The Savilian Professorships, 1619
Image 1. Funerary Monument for Sir Henry Savile (d. 1622), Merton College Chapel
Source: Robin Stevens, 28 April 2007. Licence: CC BY-NC-ND 2.0.
Description. Half-length frontal figure of Savile at the centre with a book, under an arch supported by Doric columns and pilasters to either side. To the left and right, statuettes of St John Chrysostom (whom he edited in eight folio volumes) and Tacitus (whose histories he translated), as well as Ptolemy and Euclid (representing the Savilian chairs in astronomy and geometry). Overhead, a fifth statuette of fame with a trumpet (similar to that flanking James I on the Tower of the Five Orders, of exactly the same date). Below, paintings of Merton (of which he was Warden) and Eton (of which he was briefly Provost) and a truncated globe representing the southern hemisphere. This monument is placed in the south transept of Merton Chapel, symmetrically opposite that of Sir Thomas Bodley (d. 1613) in the north transept.
Commentary. This monument fittingly summarizes many of Savile’s lifetime accomplishments: his biblical and classical scholarship; his refurbishment of the library of Merton College (1589-90), which helped to set in motion the activities of his friend and colleague, Thomas Bodley (from 1598 onward); his introduction of classical architecture on a significant scale into Oxford, culminating in Tower of the Five Orders; and his interest in mathematics, which issued in the foundation of Oxford’s first chairs of geometry and astronomy.
The key point is that these seemingly diverse interests are intimately related: mathematics is as closely related to classical architecture as it is to humanist scholarship. The importance of mathematics to classical architecture is nowhere more evident than in the five orders of classical architecture, defined, fundamentally, as sets of geometrical proportions (the subject of a cluster in this unit). Like architecture, gnomonics – the science of dialing (the focus of a second cluster, and a subject to be taught by the Savilian professor of astronomy) – also exemplifies the encroachment of practical mathematics on both the curriculum and the built environment of early seventeenth-century Oxford. In bringing all of these elements together, Savile's funerary monument is far more informative and revealing than his more famous painted portrait (Image 2).
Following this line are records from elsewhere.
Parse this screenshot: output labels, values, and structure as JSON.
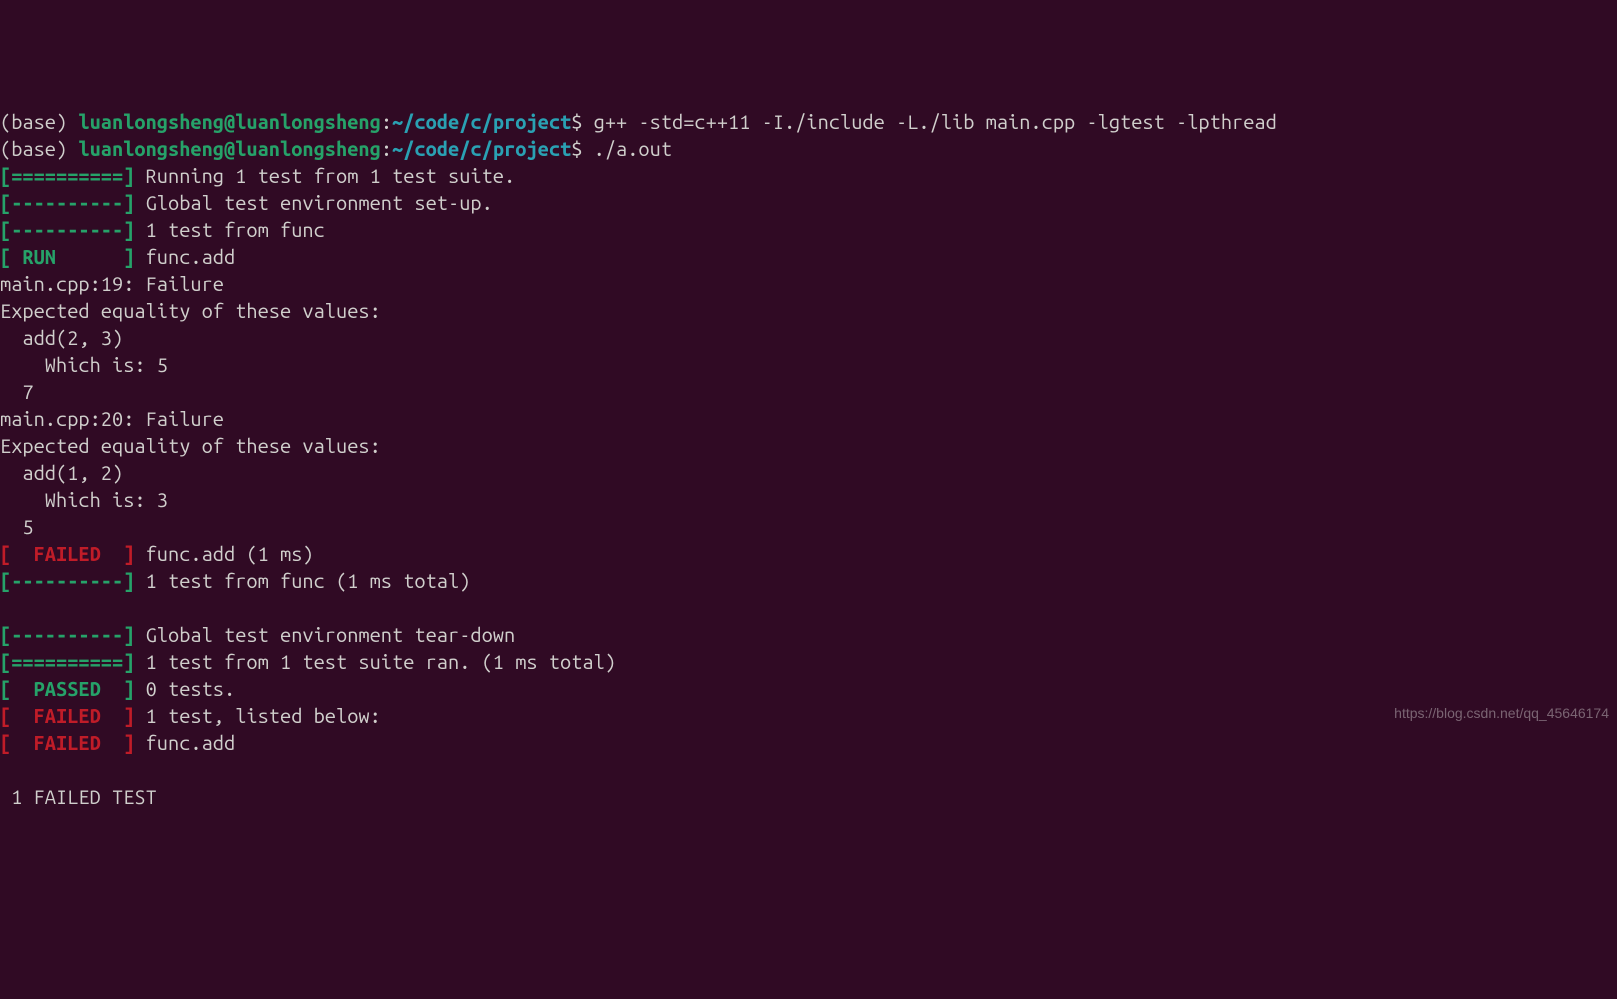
{
  "prompt1": {
    "env": "(base) ",
    "user": "luanlongsheng@luanlongsheng",
    "sep": ":",
    "path": "~/code/c/project",
    "dollar": "$ ",
    "cmd": "g++ -std=c++11 -I./include -L./lib main.cpp -lgtest -lpthread"
  },
  "prompt2": {
    "env": "(base) ",
    "user": "luanlongsheng@luanlongsheng",
    "sep": ":",
    "path": "~/code/c/project",
    "dollar": "$ ",
    "cmd": "./a.out"
  },
  "lines": {
    "l1_tag": "[==========]",
    "l1_txt": " Running 1 test from 1 test suite.",
    "l2_tag": "[----------]",
    "l2_txt": " Global test environment set-up.",
    "l3_tag": "[----------]",
    "l3_txt": " 1 test from func",
    "l4_tag": "[ RUN      ]",
    "l4_txt": " func.add",
    "l5": "main.cpp:19: Failure",
    "l6": "Expected equality of these values:",
    "l7": "  add(2, 3)",
    "l8": "    Which is: 5",
    "l9": "  7",
    "l10": "main.cpp:20: Failure",
    "l11": "Expected equality of these values:",
    "l12": "  add(1, 2)",
    "l13": "    Which is: 3",
    "l14": "  5",
    "l15_tag": "[  FAILED  ]",
    "l15_txt": " func.add (1 ms)",
    "l16_tag": "[----------]",
    "l16_txt": " 1 test from func (1 ms total)",
    "blank": " ",
    "l17_tag": "[----------]",
    "l17_txt": " Global test environment tear-down",
    "l18_tag": "[==========]",
    "l18_txt": " 1 test from 1 test suite ran. (1 ms total)",
    "l19_tag": "[  PASSED  ]",
    "l19_txt": " 0 tests.",
    "l20_tag": "[  FAILED  ]",
    "l20_txt": " 1 test, listed below:",
    "l21_tag": "[  FAILED  ]",
    "l21_txt": " func.add",
    "l22": " 1 FAILED TEST"
  },
  "watermark": "https://blog.csdn.net/qq_45646174"
}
Student project. Pevsner (Oxfordshire, 36-7) notes that this style of monument -- with a frontal demi-figure, one hand on a book, surrounded by images of learning -- became the standard scheme for commemorating scholars in Oxford and indeed in England. The first example he notes is in Magdalen (commemorating a death in 1590). Others listed are in St John's (1606), Corpus (1607 and 1614), Christ Church (1620), Magdalen (1626), and St John's (1632, by Nicholas Stone), but he claimed to have counted eight others. One of these is the monument to Hugh Barker (d. 1632) in New College Chapel (ibid., 172). Elsewhere (ibid., 378) he suggests that it was the monument for Bodley which set the fashion. Assembling a gallery of these might clarify these relationships.
Subject. Sir Henry Savile (1549-1622)
Maker: Marcus Gheeraerts the younger (16=561/2-1635/6)
oil on canvas, 218 x 130 cm. Source: Bodleian Libraries. Permission pending. Art UK Accession number LP 79.
Description. Full-length portrait, standing in floor-length gown, ruff, and skull cap; his left hand resting on book near a letter on a table to the right, a scarf in his right hand.